Die Herausgeberin: Dr. Nicole Gonser leitete von 2009 bis 2017 mehrere Forschungsprojekte im Themenfeld Public Value in ihrer Funktion als Bereichsleiterin am Institut für Journalismus & Medienmanagement an der FHWien der WKW. Sie arbeitet aktuell in der Abteilung Unternehmensanalyse und Medienforschung beim Bayerischen Rundfunk.
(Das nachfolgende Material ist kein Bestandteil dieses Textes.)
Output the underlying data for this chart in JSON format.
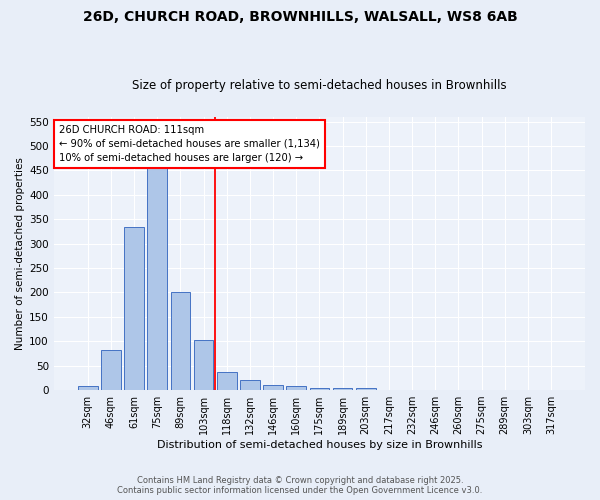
{
  "title_line1": "26D, CHURCH ROAD, BROWNHILLS, WALSALL, WS8 6AB",
  "title_line2": "Size of property relative to semi-detached houses in Brownhills",
  "xlabel": "Distribution of semi-detached houses by size in Brownhills",
  "ylabel": "Number of semi-detached properties",
  "categories": [
    "32sqm",
    "46sqm",
    "61sqm",
    "75sqm",
    "89sqm",
    "103sqm",
    "118sqm",
    "132sqm",
    "146sqm",
    "160sqm",
    "175sqm",
    "189sqm",
    "203sqm",
    "217sqm",
    "232sqm",
    "246sqm",
    "260sqm",
    "275sqm",
    "289sqm",
    "303sqm",
    "317sqm"
  ],
  "values": [
    8,
    82,
    335,
    455,
    201,
    102,
    38,
    20,
    10,
    8,
    4,
    4,
    5,
    0,
    0,
    0,
    0,
    0,
    0,
    0,
    0
  ],
  "bar_color": "#aec6e8",
  "bar_edge_color": "#4472c4",
  "vline_index": 6,
  "vertical_line_color": "red",
  "annotation_line1": "26D CHURCH ROAD: 111sqm",
  "annotation_line2": "← 90% of semi-detached houses are smaller (1,134)",
  "annotation_line3": "10% of semi-detached houses are larger (120) →",
  "annotation_box_color": "white",
  "annotation_box_edge_color": "red",
  "ylim": [
    0,
    560
  ],
  "yticks": [
    0,
    50,
    100,
    150,
    200,
    250,
    300,
    350,
    400,
    450,
    500,
    550
  ],
  "footer_line1": "Contains HM Land Registry data © Crown copyright and database right 2025.",
  "footer_line2": "Contains public sector information licensed under the Open Government Licence v3.0.",
  "bg_color": "#e8eef8",
  "plot_bg_color": "#edf2fa"
}
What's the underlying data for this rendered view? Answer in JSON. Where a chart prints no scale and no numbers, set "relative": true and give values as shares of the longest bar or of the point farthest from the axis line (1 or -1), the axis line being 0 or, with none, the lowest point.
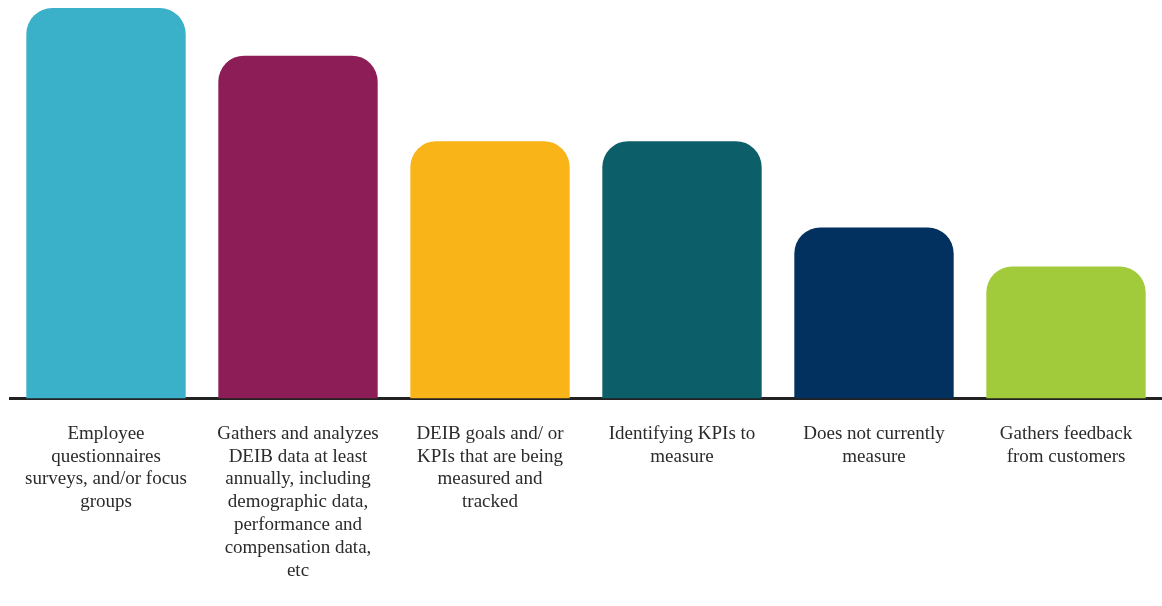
{
  "chart_data": {
    "type": "bar",
    "relative": true,
    "categories": [
      "Employee questionnaires surveys, and/or focus groups",
      "Gathers and analyzes DEIB data at least annually, including demographic data, performance and compensation data, etc",
      "DEIB goals and/ or KPIs that are being measured and tracked",
      "Identifying KPIs to measure",
      "Does not currently measure",
      "Gathers feedback from customers"
    ],
    "values": [
      1,
      0.878,
      0.659,
      0.659,
      0.438,
      0.338
    ],
    "colors": [
      "#3ab0c9",
      "#8c1d56",
      "#f9b418",
      "#0c5e69",
      "#02305f",
      "#a1cb3a"
    ],
    "grid": false,
    "legend": false
  }
}
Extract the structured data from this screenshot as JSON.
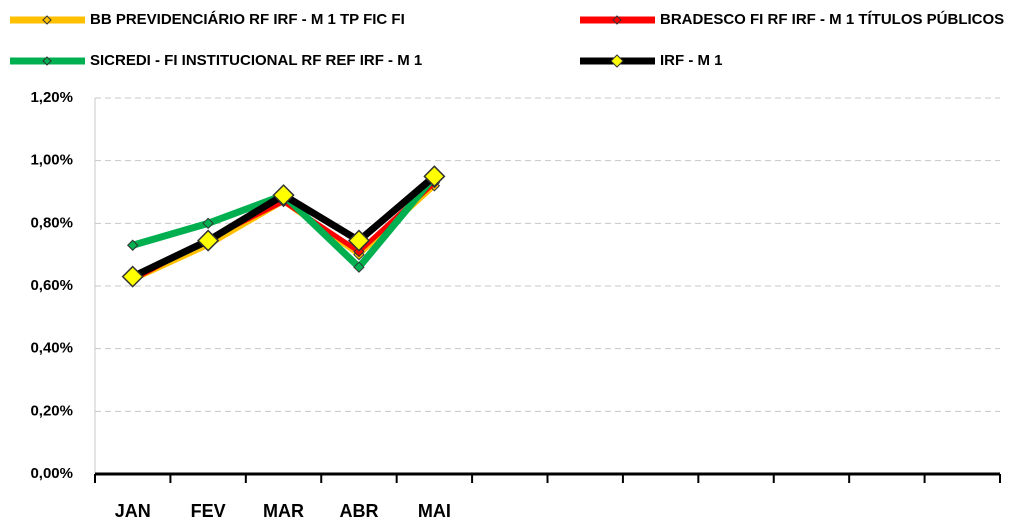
{
  "chart_data": {
    "type": "line",
    "categories": [
      "JAN",
      "FEV",
      "MAR",
      "ABR",
      "MAI",
      null,
      null,
      null,
      null,
      null,
      null,
      null
    ],
    "series": [
      {
        "name": "BB PREVIDENCIÁRIO RF IRF - M 1 TP FIC FI",
        "color": "#FFC000",
        "values": [
          0.62,
          0.73,
          0.87,
          0.7,
          0.92,
          null,
          null,
          null,
          null,
          null,
          null,
          null
        ]
      },
      {
        "name": "BRADESCO FI RF IRF - M 1 TÍTULOS PÚBLICOS",
        "color": "#FF0000",
        "values": [
          0.62,
          0.75,
          0.87,
          0.71,
          0.93,
          null,
          null,
          null,
          null,
          null,
          null,
          null
        ]
      },
      {
        "name": "SICREDI - FI INSTITUCIONAL RF REF IRF - M 1",
        "color": "#00B050",
        "values": [
          0.73,
          0.8,
          0.89,
          0.66,
          0.95,
          null,
          null,
          null,
          null,
          null,
          null,
          null
        ]
      },
      {
        "name": "IRF - M 1",
        "color": "#000000",
        "values": [
          0.63,
          0.745,
          0.89,
          0.745,
          0.95,
          null,
          null,
          null,
          null,
          null,
          null,
          null
        ]
      }
    ],
    "ylim": [
      0,
      1.2
    ],
    "yticks": [
      {
        "value": 0,
        "label": "0,00%"
      },
      {
        "value": 0.2,
        "label": "0,20%"
      },
      {
        "value": 0.4,
        "label": "0,40%"
      },
      {
        "value": 0.6,
        "label": "0,60%"
      },
      {
        "value": 0.8,
        "label": "0,80%"
      },
      {
        "value": 1.0,
        "label": "1,00%"
      },
      {
        "value": 1.2,
        "label": "1,20%"
      }
    ],
    "grid": true,
    "legend": "top"
  }
}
Verlagspräsentation mit Leseprobe 

Die Themen:

  • Zur Bedeutung von Public-Value-Medien für das Publikum
  • The Public Value and Shared Value Approaches
  • Was der öffentlich-rechtliche Rundfunk von journalistischen Start-ups lernen kann
  • Gewohnheiten der Fernsehnutzung
  • The Quality of Albanian Public Television Offer
  • Public Network Value for the Next Generation am Beispiel von funk
  • Newsrepertoires junger Erwachsener
  • Willingness to Pay for Public Service Media
  • Brauchen wir eine öffentlich-rechtliche Suchmaschine?
  • Öffentlich-rechtliche Medienangebote und die Haltung des Publikums
  • Mehr Mehrwert durch Konstruktiven Journalismus?
  • Der Journalismus und sein Publikum

Das Resümee:

  • Nach einer Einführung beleuchten elf Beiträge, davon drei englischsprachige, verschiedene Aspekte, wie Medien einen öffentlichen Wertbeitrag und einen spezifischen Nutzen generieren und vermitteln können.
  • Im Mittelpunkt steht die Frage, wie die Medien die Öffentlichkeit erreichen, um ihrer gesellschaftlichen Aufgabe gerecht zu werden.
  • Die Beiträge liefern Einzelbefunde zum Generalthema „Public-Value-Medien“, und zwar sowohl zur Situation und zum Handeln der Medien als auch zum Agieren des Publikums.
  • Die Beiträge unterscheiden sich nicht nur hinsichtlich ihrer Aussageziele, sondern auch bezüglich Aussageformen und Aussagegehalt. Besonders erwähnenswert erscheinen die Betrachtungen zum Konstruktiven Journalismus und die Diskussion der Problematik der Suchmaschinen.
  • Der Titel ist vor allem für Studierende und Lehrende der Kommunikations- und Medienwissenschaft bedeutsam sowie für interessierte Praktiker, insbesondere aus dem Bereich Medienpolitik.